HÉLÈNE : Vous faites parler les œuvres d’art tout cet été dans Bavartdages… Cette semaine vous êtes avec un nouvel invité… mais vous ne pouvez pas nous dire où ?
JULIEN : Eh non Hélène, je m’y suis engagé auprès du propriétaire de mon invité de la semaine… Tout ce que je peux vous dire c’est que je suis quelque part en Europe avec une planche de BD, un hors-texte de Tintin en Amérique signé Hergé, qui a été vendu aux enchères en avril dernier pour la somme de 753.000 euros. Bonjour !
TINTIN : Bonjour ! Merci de respecter l’anonymat de mon propriétaire. Ce bachibouzouk n’aurait pas aimé, mille millions de mille sabords !
JULIEN : Oh non vous n’allez pas nous faire le coup des jurons du capitaine Haddock ?

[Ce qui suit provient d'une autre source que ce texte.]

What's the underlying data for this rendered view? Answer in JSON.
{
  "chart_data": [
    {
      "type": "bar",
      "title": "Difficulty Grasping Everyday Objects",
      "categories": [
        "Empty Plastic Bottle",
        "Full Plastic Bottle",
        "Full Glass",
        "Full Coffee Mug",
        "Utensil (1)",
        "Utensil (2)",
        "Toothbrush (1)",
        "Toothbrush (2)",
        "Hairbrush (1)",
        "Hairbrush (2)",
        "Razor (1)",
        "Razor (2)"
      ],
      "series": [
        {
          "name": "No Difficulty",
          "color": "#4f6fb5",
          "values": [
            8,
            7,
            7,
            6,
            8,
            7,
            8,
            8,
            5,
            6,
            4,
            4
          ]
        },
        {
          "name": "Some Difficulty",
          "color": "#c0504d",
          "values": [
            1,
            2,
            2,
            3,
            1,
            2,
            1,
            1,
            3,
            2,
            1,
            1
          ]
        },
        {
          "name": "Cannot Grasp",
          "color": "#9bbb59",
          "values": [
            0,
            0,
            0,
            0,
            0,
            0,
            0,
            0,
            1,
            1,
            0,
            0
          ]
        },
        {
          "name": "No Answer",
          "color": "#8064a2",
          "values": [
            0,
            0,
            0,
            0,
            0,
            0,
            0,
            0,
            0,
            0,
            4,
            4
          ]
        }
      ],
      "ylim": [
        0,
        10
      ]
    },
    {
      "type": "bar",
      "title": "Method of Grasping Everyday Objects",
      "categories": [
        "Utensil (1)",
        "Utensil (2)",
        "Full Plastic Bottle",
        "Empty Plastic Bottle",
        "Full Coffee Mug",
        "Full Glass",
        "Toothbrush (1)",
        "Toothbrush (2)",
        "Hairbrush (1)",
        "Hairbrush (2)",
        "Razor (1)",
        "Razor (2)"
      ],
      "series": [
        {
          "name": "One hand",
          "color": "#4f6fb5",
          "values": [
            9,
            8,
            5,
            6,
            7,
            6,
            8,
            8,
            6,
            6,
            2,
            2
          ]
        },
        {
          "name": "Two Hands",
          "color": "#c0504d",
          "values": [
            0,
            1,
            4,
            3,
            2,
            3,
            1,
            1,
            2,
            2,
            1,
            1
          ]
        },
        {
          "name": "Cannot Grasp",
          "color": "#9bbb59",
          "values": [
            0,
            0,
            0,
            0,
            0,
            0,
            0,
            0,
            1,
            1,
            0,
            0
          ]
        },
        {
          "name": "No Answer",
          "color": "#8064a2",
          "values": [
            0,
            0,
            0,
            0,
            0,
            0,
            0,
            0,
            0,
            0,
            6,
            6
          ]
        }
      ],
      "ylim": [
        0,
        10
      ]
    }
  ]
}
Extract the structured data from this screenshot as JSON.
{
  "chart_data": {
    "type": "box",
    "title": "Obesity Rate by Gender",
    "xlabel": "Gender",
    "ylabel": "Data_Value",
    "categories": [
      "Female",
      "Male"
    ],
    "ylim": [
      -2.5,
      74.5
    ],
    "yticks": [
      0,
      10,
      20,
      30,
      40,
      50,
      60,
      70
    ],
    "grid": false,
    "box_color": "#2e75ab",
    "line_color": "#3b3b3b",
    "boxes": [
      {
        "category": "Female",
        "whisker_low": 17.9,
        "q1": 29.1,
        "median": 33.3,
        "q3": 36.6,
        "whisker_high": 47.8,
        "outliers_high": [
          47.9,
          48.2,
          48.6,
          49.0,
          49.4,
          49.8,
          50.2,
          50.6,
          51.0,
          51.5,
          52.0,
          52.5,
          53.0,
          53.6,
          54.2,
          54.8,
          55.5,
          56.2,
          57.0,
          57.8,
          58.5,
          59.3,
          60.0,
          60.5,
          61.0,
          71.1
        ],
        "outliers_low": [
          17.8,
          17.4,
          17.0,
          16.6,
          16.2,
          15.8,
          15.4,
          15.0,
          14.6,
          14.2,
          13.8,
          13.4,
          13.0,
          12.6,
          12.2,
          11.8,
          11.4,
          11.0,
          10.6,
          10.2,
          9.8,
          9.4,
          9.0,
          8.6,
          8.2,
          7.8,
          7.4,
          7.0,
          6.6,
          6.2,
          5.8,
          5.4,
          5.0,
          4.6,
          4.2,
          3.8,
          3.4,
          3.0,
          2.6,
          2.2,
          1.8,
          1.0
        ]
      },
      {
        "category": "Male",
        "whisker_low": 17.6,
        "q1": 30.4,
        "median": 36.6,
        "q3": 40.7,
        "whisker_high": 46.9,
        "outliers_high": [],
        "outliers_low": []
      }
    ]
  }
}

TINTIN : Pourquoi ? Ça vous pose problème, espèce de bougre d’extrait de cornichon ?
Un temps.
TINTIN : Mais non, c’est une blague, ha ha. En plus ce serait anachronique, le capitaine Haddock n’existait pas quand Georges Rémi… pardon, enfin Hergé m’a dessiné.
JULIEN : Ouf. Alors vous êtes un grand dessin sur lequel on voit Tintin dans les rues de New York sur une voiture qui course un autre véhicule en lui tirant dessus…
TINTIN : C’est bien ça.
JULIEN : Et sur le fond comme sur la forme c’est une planche assez surprenante…
HÉLÈNE : Oui c’est vrai qu’on n’a pas l’habitude de voir Tintin revolver à la main en train de tirer…
TINTIN : C’est assez vrai. On voit assez peut Tintin avec des armes dans ses albums. Il fait plutôt usage de sa ruse en général. Mais j’aurais tendance à dire que quand mon héros prend une arme en main, c’est en général pour servir de bonnes causes… Et puis vous imaginez, dans un album où un grand bandit comme Al Capone est le grand méchant ! Un héros sans arme ! C’aurait été insensé ! On est à Chicago tout de même, pas sur la Lune !
JULIEN : Mais alors ce qui est le plus étonnant, c’est que nous avons relu ici Tintin en Amérique pour préparer cette interview, on a bien cherché et on ne vous y a pas trouvé !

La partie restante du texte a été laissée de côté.